La promesa de Dios

1
El SEÑOR le dio un segundo mensaje a Jeremías mientras se encontraba todavía detenido en el patio de la prisión:
2
«Este es un mensaje del SEÑOR que creó la tierra, el SEÑOR que la colocó con firmeza en su lugar.
Su nombre es YAVÉ.
Él dice:
3
Llámame a mí, que yo te responderé.
Te contaré secretos grandiosos e inimaginables que tú no conoces.
4
Esto dice el SEÑOR Dios de Israel acerca de las casas de esta ciudad y acerca de los palacios de los reyes de Judá que serán demolidos para construir defensas contra las rampas de asalto y contra la espada:
5
Los babilonios vendrán a luchar en contra de esta ciudad y la llenarán de los cadáveres de aquellos que yo mataré en medio de mi ira.

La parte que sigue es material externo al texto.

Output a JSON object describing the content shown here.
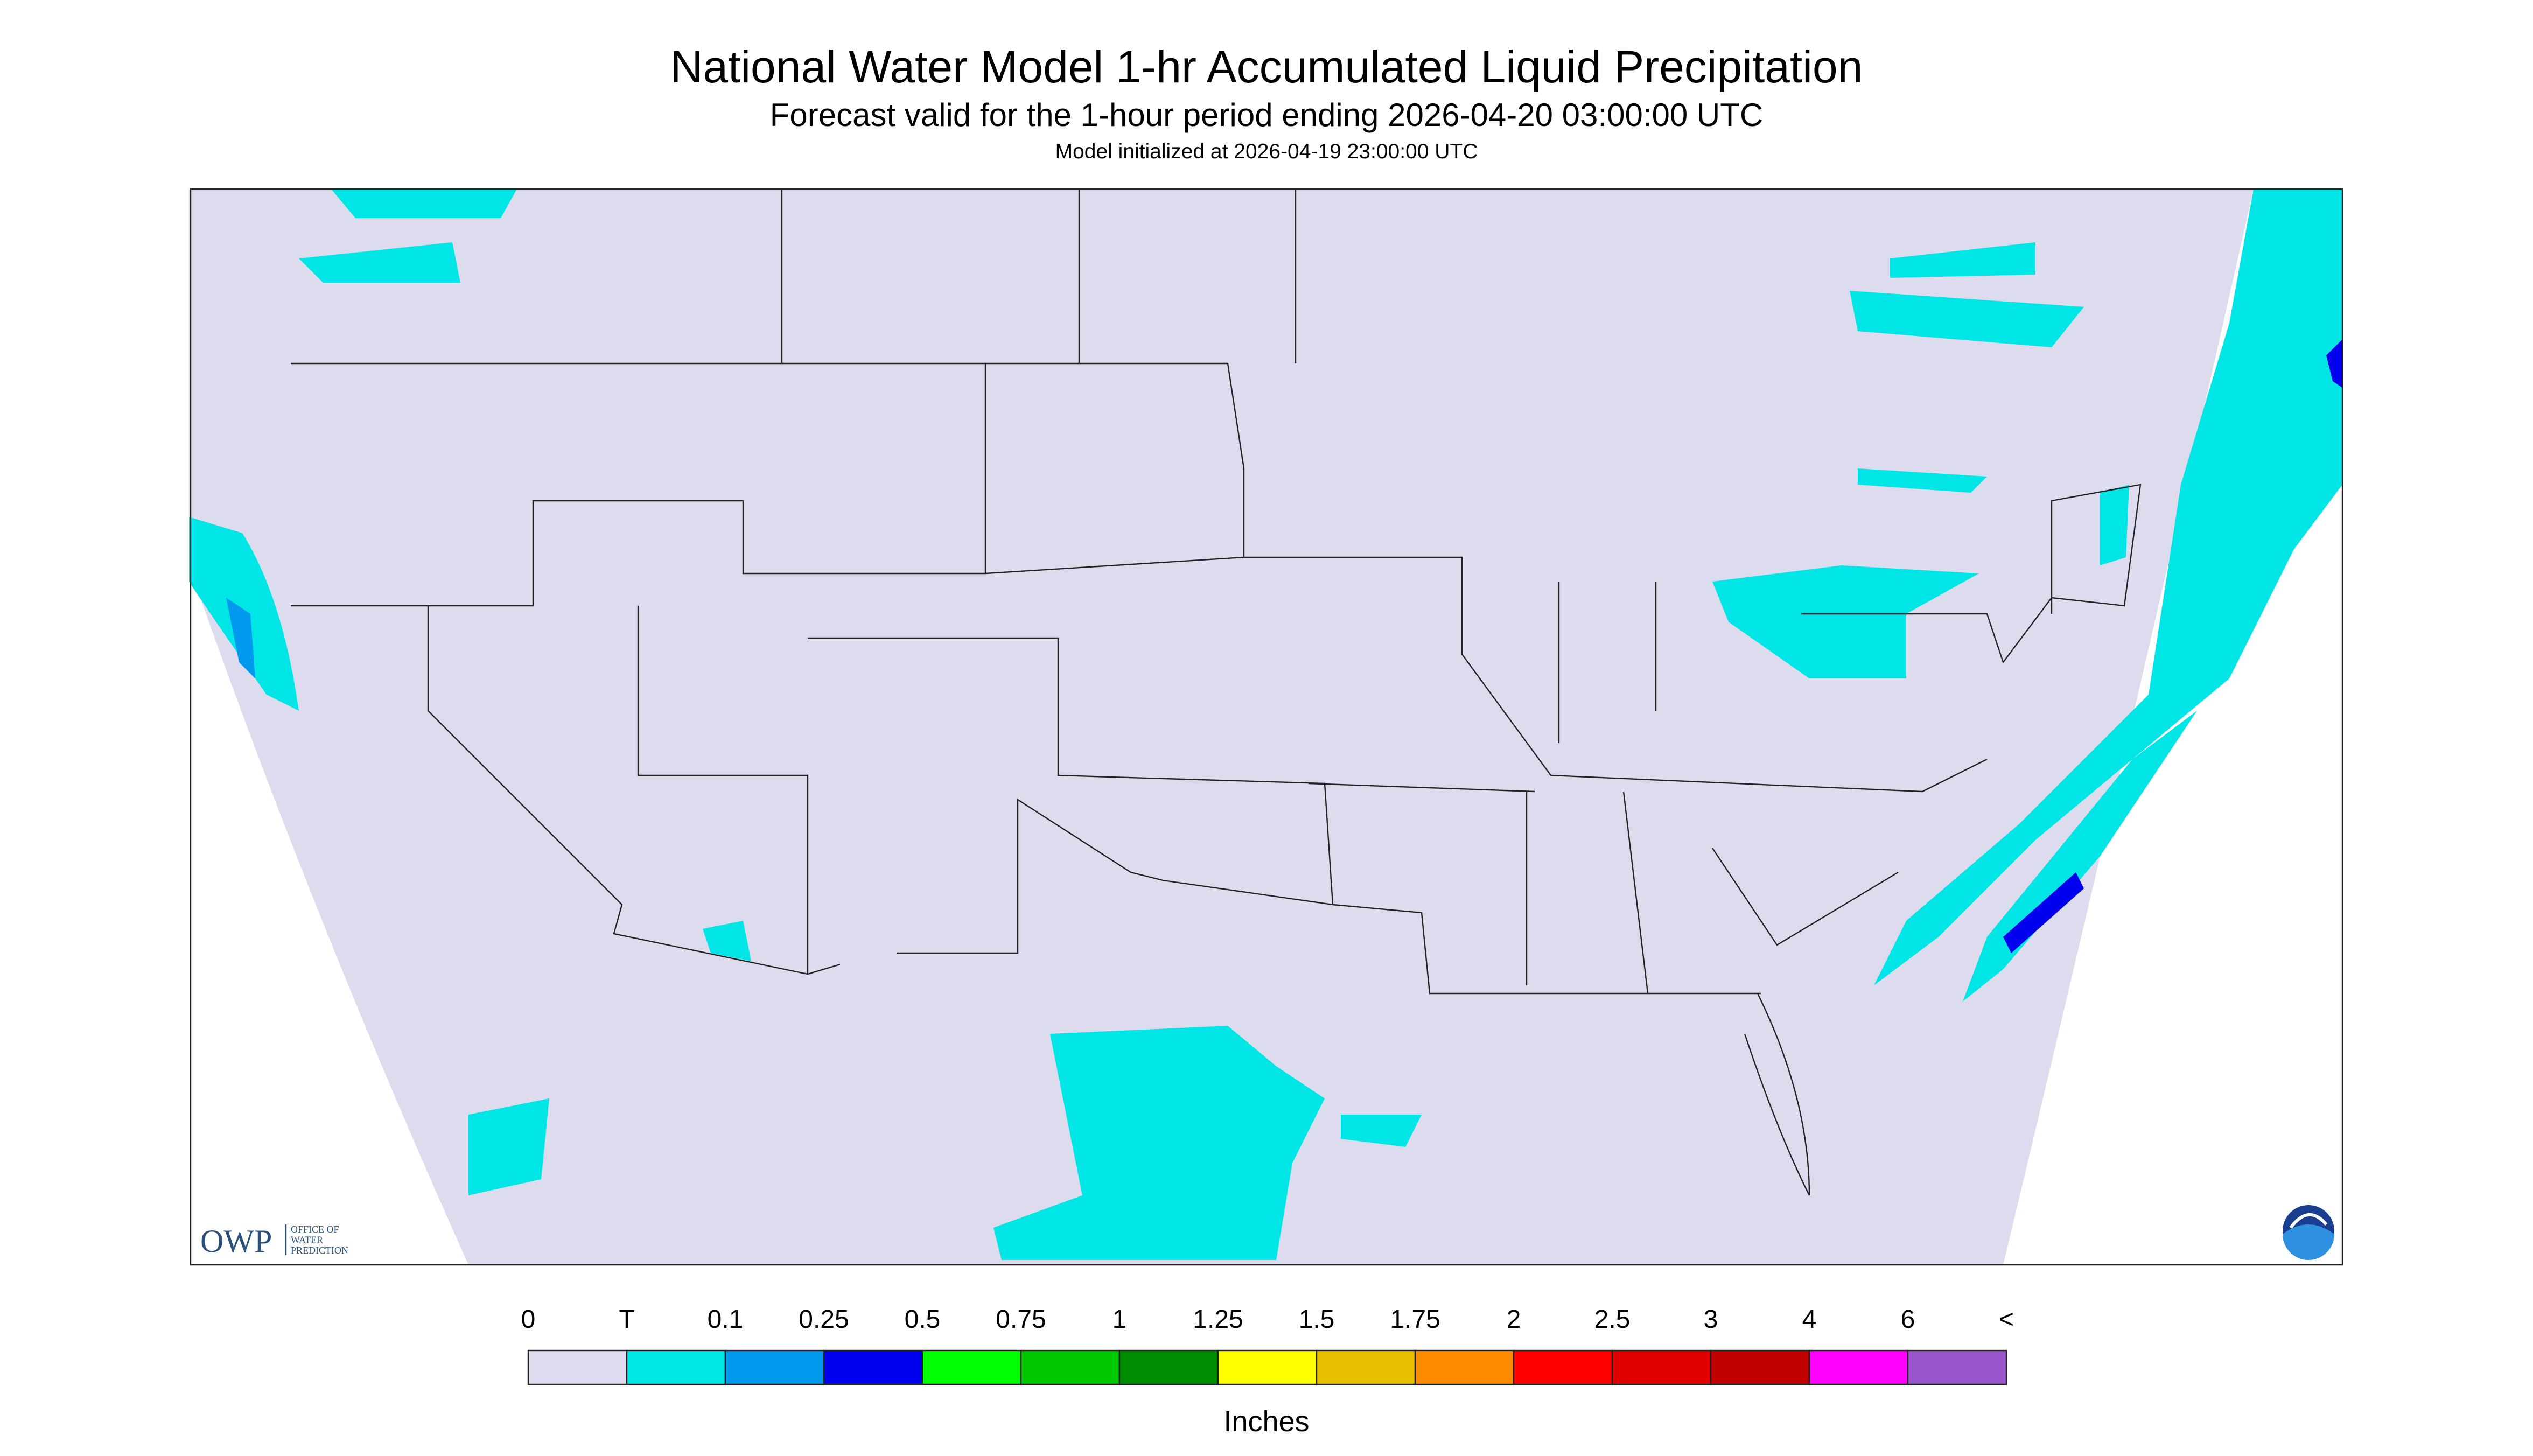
{
  "header": {
    "title": "National Water Model 1-hr Accumulated Liquid Precipitation",
    "subtitle": "Forecast valid for the 1-hour period ending 2026-04-20 03:00:00 UTC",
    "initialized": "Model initialized at 2026-04-19 23:00:00 UTC"
  },
  "legend": {
    "labels": [
      "0",
      "T",
      "0.1",
      "0.25",
      "0.5",
      "0.75",
      "1",
      "1.25",
      "1.5",
      "1.75",
      "2",
      "2.5",
      "3",
      "4",
      "6",
      "<"
    ],
    "colors": [
      "#dcdcee",
      "#00e5e5",
      "#0099ee",
      "#0000ee",
      "#00ff00",
      "#00c800",
      "#008c00",
      "#ffff00",
      "#e6c000",
      "#ff8c00",
      "#ff0000",
      "#e00000",
      "#c00000",
      "#ff00ff",
      "#9955cc"
    ],
    "unit": "Inches"
  },
  "logo": {
    "owp": "OWP",
    "owp_lines": [
      "OFFICE OF",
      "WATER",
      "PREDICTION"
    ]
  }
}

Dejaré de proteger a esta ciudad por todo el mal que ha hecho.
6
»Pero después les daré la salud, les traeré medicina y haré que gocen de paz y seguridad.
7
Cambiaré la suerte de Judá y de Israel y los volveré a construir para que queden como al principio.
8
Los purificaré de todos los pecados que cometieron contra mí y de todas las maldades con que se rebelaron en mi contra.
9
Entonces esta ciudad será paramotivo de orgullo y alegría ante todas las naciones de la tierra que oirán de todo el bien que yo le hago.
Las naciones temblarán al escuchar todas las bendiciones y la prosperidad que le daré a esa ciudad.
10
»El SEÑOR dice: Ustedes dicen que este lugar está desierto y que no hay en él seres humanos ni animales.
Pero en las ciudades de Judá y las calles de Jerusalén hoy vacías, sin gente ni animales, se volverá a escuchar
11
el sonido de alegría y de celebración, el canto del novio y de la novia, y de la gente que dice:
Alaben al SEÑOR Todopoderoso
porque el SEÑOR es bueno
y su fiel amor es eterno”.
Eso es lo que volverán a decir quienes vengan al templo del SEÑOR a hacer sus ofrendas de acción de gracias, porque yo cambiaré la suerte de este país para que vuelva a ser como era al principio”.
Es la decisión del SEÑOR.
12
»Esto dice el SEÑOR Todopoderoso: En este lugar ahora desierto, sin seres humanos ni animales, y en todas sus ciudades, volverá a haber pastos donde los pastores lleven a descansar a sus rebaños.
13
En las ciudades de la montaña, en las ciudades de la Sefelá y en las ciudades del Néguev, en la tierra de Benjamín, en los alrededores de Jerusalén y en las ciudades de Judá se volverán a ver pastores contando sus ovejas.
Es la decisión del SEÑOR.
14
»El SEÑOR dice: Llegará el día en que cumpliré la promesa de bendición que hice al pueblo de Israel y al pueblo de Judá.
15
»En esos días y en aquel tiempo
haré que nazca para la familia de David un retoño justo
que establecerá el derecho y la justicia en el país.
16
En esos días Judá estará a salvo
y Jerusalén vivirá con seguridad.
El nombre del retoño será:
“El SEÑOR es nuestra justicia”.
17
»Porque esto dice el SEÑOR: Nunca faltará un descendiente de David que ocupe el trono de la nación de Israel;
18
ni faltarán nunca descendientes de los sacerdotes levitas que ofrezcan delante de mí sacrificios que deben quemarse completamente, que quemen ofrendas de cereal y que presenten sacrificios cada día».
19
Vino mensaje del SEÑOR a Jeremías:
20
«Esto dice el SEÑOR: Si pudiera romperse el pacto que tengo con el día y con la noche, de modo que no aparezcan a su debido tiempo,
21
entonces el pacto que tengo con mi siervo David también podría romperse para que nunca un hijo suyo gobernara en su trono y mi pacto con mis siervos los sacerdotes levitas podría romperse también.
22
Al igual que no se pueden contar las estrellas del cielo o la arena del mar, yo multiplicaré a los hijos de mi siervo David y de los levitas que me sirven».
23
Vino mensaje del SEÑOR a Jeremías y le dijo:
24
«¿Acaso no has escuchado que esta gente dice: “Las dos familias que el SEÑOR mismo había elegido, ahora él las rechaza”? Ellos desprecian a mi pueblo y ya no lo consideran una nación.
25
Esto dice el SEÑOR: Si yo no hice un pacto con el día y la noche y si no establecí las reglas que controlan el cielo y la tierra,
26
entonces es verdad que rechazaré a los hijos de Jacob y de mi siervo David, y no elegiré de entre sus hijos al que gobierne a los hijos de Abraham, Isaac y Jacob.
Pero yo cambiaré su suerte y tendré compasión de ellos».